La plate-forme pétrolière Hibernia GBS a la particularité d'être la plus grande installation de forage maritime jamais construite par l'homme. Cette île de béton et d'acier repose par 200 mètres de fond et s'élève à cinquante mètres au-dessus de la surface de l'Atlantique. Située au sud-est de Terre-Neuve, elle est spécialement conçue pour résister aux impacts des icebergs dérivant l'été. Et, depuis 1998, près de cent personnes travaillent continuellement sur Hibernia GBS. Cette plate-forme pharaonique est située dans un couloir d’icebergs, et près des vestiges du Titanic.  
   Voyez les étapes de la construction de ce monstrueux perturbateur environnemental.

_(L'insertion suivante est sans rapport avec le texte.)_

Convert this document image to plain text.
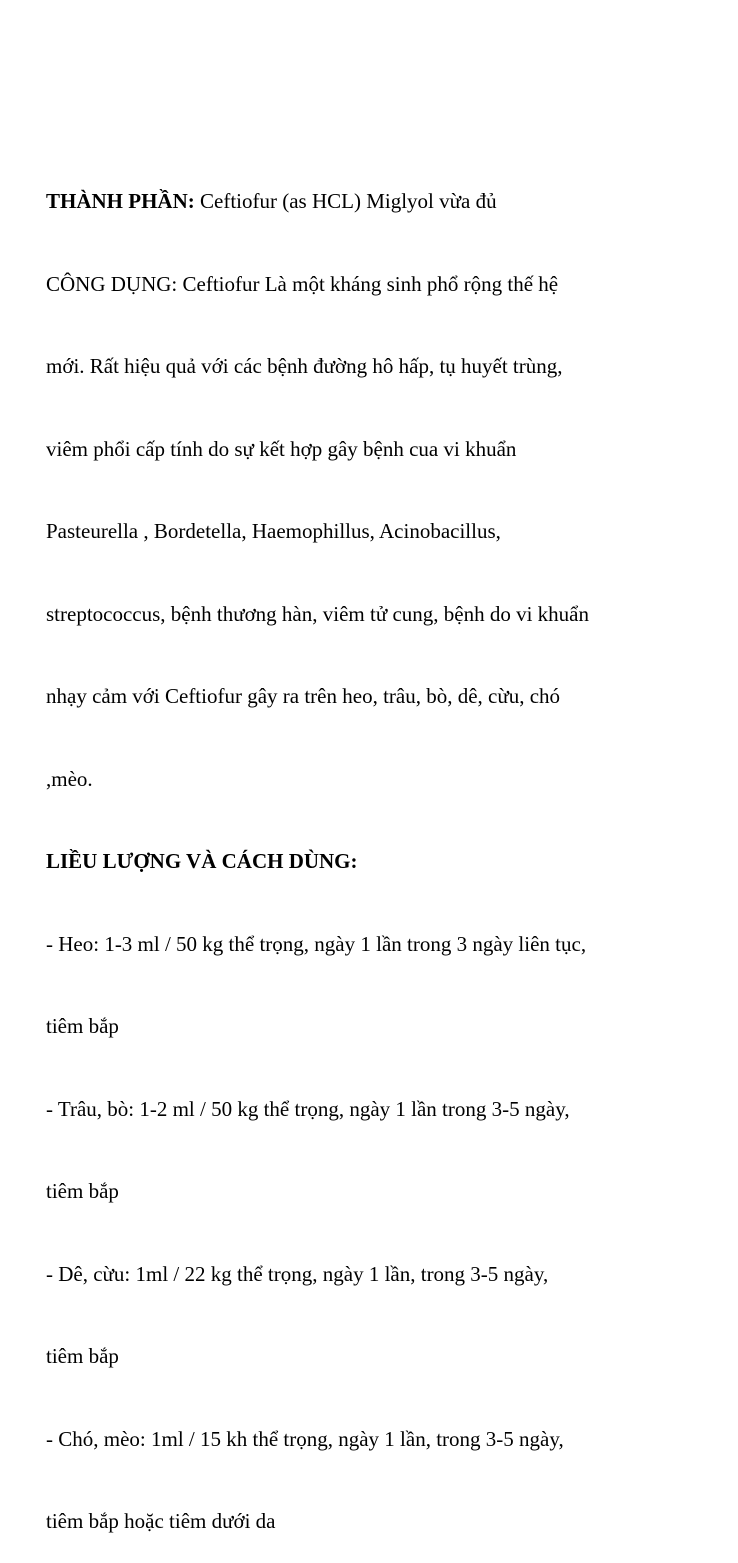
THÀNH PHẦN: Ceftiofur (as HCL) Miglyol vừa đủ

CÔNG DỤNG: Ceftiofur Là một kháng sinh phổ rộng thế hệ

mới. Rất hiệu quả với các bệnh đường hô hấp, tụ huyết trùng,

viêm phổi cấp tính do sự kết hợp gây bệnh cua vi khuẩn

Pasteurella , Bordetella, Haemophillus, Acinobacillus,

streptococcus, bệnh thương hàn, viêm tử cung, bệnh do vi khuẩn

nhạy cảm với Ceftiofur gây ra trên heo, trâu, bò, dê, cừu, chó

,mèo.

LIỀU LƯỢNG VÀ CÁCH DÙNG:

- Heo: 1-3 ml / 50 kg thể trọng, ngày 1 lần trong 3 ngày liên tục,

tiêm bắp

- Trâu, bò: 1-2 ml / 50 kg thể trọng, ngày 1 lần trong 3-5 ngày,

tiêm bắp

- Dê, cừu: 1ml / 22 kg thể trọng, ngày 1 lần, trong 3-5 ngày,

tiêm bắp

- Chó, mèo: 1ml / 15 kh thể trọng, ngày 1 lần, trong 3-5 ngày,

tiêm bắp hoặc tiêm dưới da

Qui est l’irresponsable qui a donné son aval à Hibernia? L'ancien premier ministresBrian Mulroney, en 1988! La plateforme Hibernia a été réalisée par un consortium formé du gouvernement fédéral et de pétrolières. Près de 6 milliards $ de fonds publics ont été investis dans sa construction.
   20 ans plus tard, quatre champs pétrolifères sont exploités au large de Terre-Neuve-et-Labrador, dont la plateforme Hebron (14 milliards de dollars) achevée en 2016. Néanmoins, l’exploration pétrolière est en déclin dans la région. 

(1) Principaux déversements et fuites de pétrole en 2019

Déversements et fuites connus (de 1965 à 2019). Sans mauvais jeu de mots, c’est renversant!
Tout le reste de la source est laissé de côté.